The Gun That Killed John F. Kennedy

WIB history October 11, 2018

On Nov. 22, 1963, Lee Harvey Oswald fired two 6.5-millimeter rounds from an Italian Carcano Fucile di Fanteria Mod. 91/38 rifle and killed U.S. president John...

On Nov. 22, 1963, Lee Harvey Oswald fired two 6.5-millimeter rounds from an Italian Carcano Fucile di Fanteria Mod. 91/38 rifle and killed U.S. president John F. Kennedy in Dallas, Texas.

Kennedy was the fourth American president to be assassinated.

Oswald, a 24-year-old former Marine, fired from the sixth floor of the Texas School Book Depository. The killer harbored Communist sympathies and had earlier defected to, then returned from, the Soviet Union.

Oswald had enlisted in the Marines in 1956. He was, like all Marines, taught how to shoot. In his final marksmanship test in December 1956, he attained the “sharpshooter” classification. After a 1959 retest he achieved the lower “marksman” rating.

He was, in other words, a skilled rifleman. Discharged from the Marines in late 1959 at the age of 19,  Oswald traveled to Russia and, after some difficulty, defected. However, he grew disenchanted with Soviet Russia and returned to the United States in 1962. In March 1963 Oswald attempted to assassinate retired major general Edwin Walker, who he believed to be a fascist, with the same rifle he would later use to kill the president.

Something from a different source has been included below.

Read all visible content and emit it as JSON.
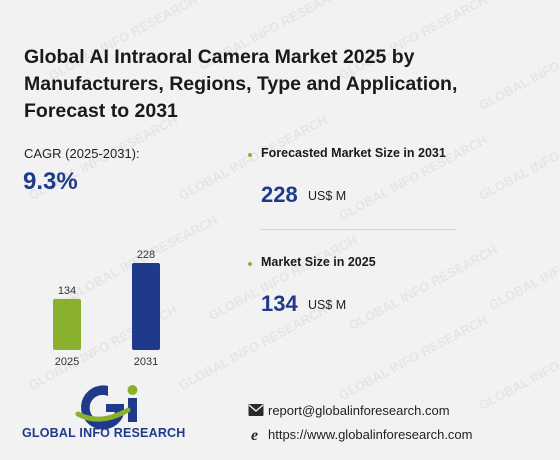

In mid-October 1963, Oswald took a job at the Texas School Book Depository.

At top — Oswald’s Carcano Mod. 91/38 carbine. Source. Above Oswald posing with his rifle and pistol and holding copies of the Communist newspapers The Worker and The Militant

On the morning of Nov. 22, Kennedy arrived in Texas, intending to give a speech to launch his 1964 re-election campaign. The presidential motorcade left Love Field airport at 11:30 A.M. and at 12:28 P.M. reached Dealey Plaza.

The motorcade passed through the plaza traveling at just 11 miles per hour, as the limos’ passengers waved to the crowd. At 12:30, Oswald fired his first shot, missing the president. He quickly reloaded and fired his second just 2.3 seconds after his first.

The second round struck its target, plunging through Kennedy’s body, rupturing his trachea and a lung. This was a life-threatening wound but not a mortal one. As Kennedy leaned forward in pain, clutching his wounded throat, the third shot entered the top of his skull, exiting the right of his face. This was a mortal wound.

Also in the car was Texas governor John Connally. He was badly wounded by the same bullet that first wounded the president. Kennedy’s Secret Service detail reacted to the shots while Kennedy’s wife Jackie cradled her husband’s shattered skull in her hands. By 12:31, U.S. and world history had irrevocably changed.

The rifle Oswald wielded was an Italian Carcano Fucile di Fanteria Mod. 91/38 carbine that he had mail-ordered eight months earlier from Klein’s Sporting Goods. It cost $19.95. The Carcano was an imported war-surplus rifle. Oswald paid the extra $7 for Kleins to fit the scope. The rifle fired a round-nose copper-jacketed 6.5-by-52-millimeter round. It held six rounds.

Following the shooting, Oswald left the book depository and returned to his lodgings to change clothes.  While waiting for a bus he was confronted by Dallas police officer J.D. Tippit. Oswald fired four rounds into Tippit at close range from a mail-order Smith & Wesson Model 10 chambered in .38 caliber.

Oswald’s mail-order Smith & Wesson Model 10

After killing Tippit, Oswald attempted to hide in the Texas Theater. But he was spotted entering without paying. He was arrested after a brief struggle.

Kennedy was rushed to Dallas’s Parkland Hospital where he was treated by staff in Trauma Room #1. Last rites were performed and he was declared dead at 1:00 P.M. His passing was announced to the public 30 minutes later. Upon Kennedy’s death, Vice President Lyndon Johnson immediately became president. Johnson was officially inaugurated aboard Air Force One two hours later.

Oswald had become a suspect in the assassination earlier that afternoon when he had been reported missing from the book depository. He was charged by police with Tippit’s murder at 7:10 P.M. and in the early hours of the next day after hours of interrogation, he was also charged with the president’s murder.

In 1964 the Warren Commission found that a deranged Oswald acted alone. Oswald never stood trial for the assassination of Kennedy or the murder of Tippit. On Nov. 24, 1963 he was shot and killed by Jack Ruby as he was led from the basement of the Dallas Police Department.

Ruby claimed his motive was to spare Jackie Kennedy the ordeal of a trial. Ruby himself was convicted of murder and died of complications from lung cancer in 1967.

Kennedy’s assassination radically altered the course of U.S. and world history and deprived America of one of its most charismatic leaders. The 1960s would see a string of political assassinations of, among others, Kennedy’s brother Robert and Martin Luther King, Jr.